DATA SHARING STATEMENT

Datasets analyzed during the current study are not publicly available but are
obtainable from the corresponding author on reasonable request. As part of the
aXess support action, patients, their legal representatives, and healthcare
professionals grant the right to use the data for communication purposes.


ETHICS APPROVAL

The data presented here is collected as part of a patient support program (PSP),
according to article 84 of French law n°2009-879 of July 21, 2009. These data
were not collected as part of a clinical study, so no ethics committee is seized
or competent in this context. The ethics committee CER U-Paris Cité certifies
that the research leading to the proposed publication did not need approval from
an ethical committee.
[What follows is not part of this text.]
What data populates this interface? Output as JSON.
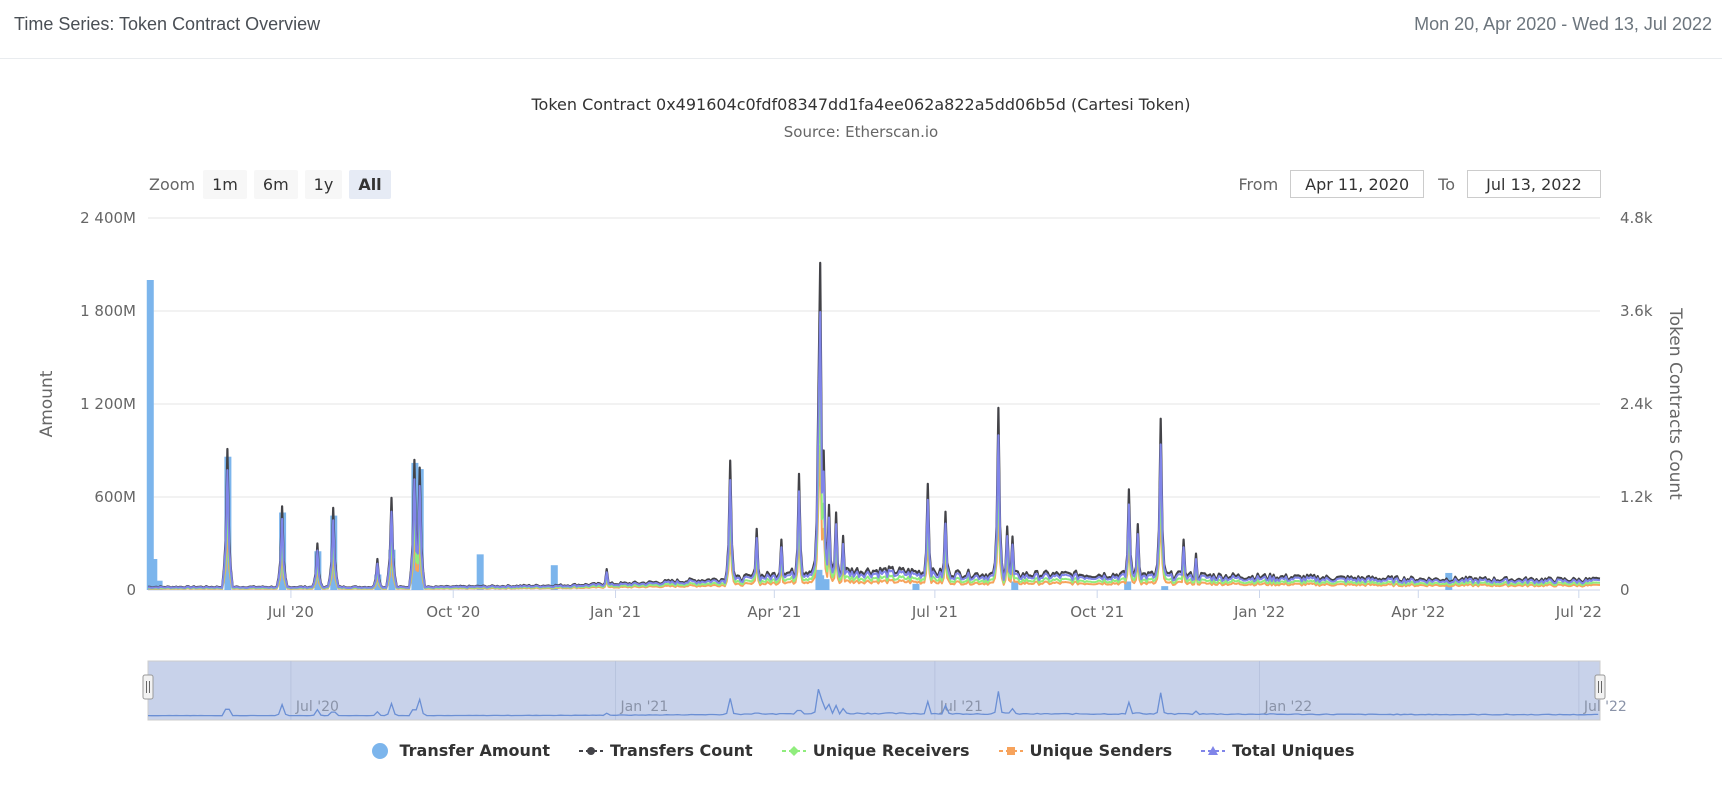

Regarding data protection, they checked that it was
conducted with respect to the law.

Although these data are not collected as part of medical research, the authors
confirm that all the guidelines outlined in the Declaration of Helsinki have
been followed.


CONSENT TO PARTICIPATE

Prior to the start of the program, all consents were obtained from the PSP
participants’ parents or legal guardians (forms available on request).


FUNDING

aXess is a patient program managed by Patientys-Webhelp Medica and financially
supported by Kyowa Kirin Pharma.


DISCLOSURE

JB, AR and LL report speaker and consulting fees from Kyowa Kirin. AL received
fees through her institution for the Phase I/II trial and a research grant from
Kyowa Kirin International. LN is an employee of Webhelp Medica. IG reports
consulting fees from XLH registry advisory board, outside the submitted work.
The authors report no other conflicts of interest in this work.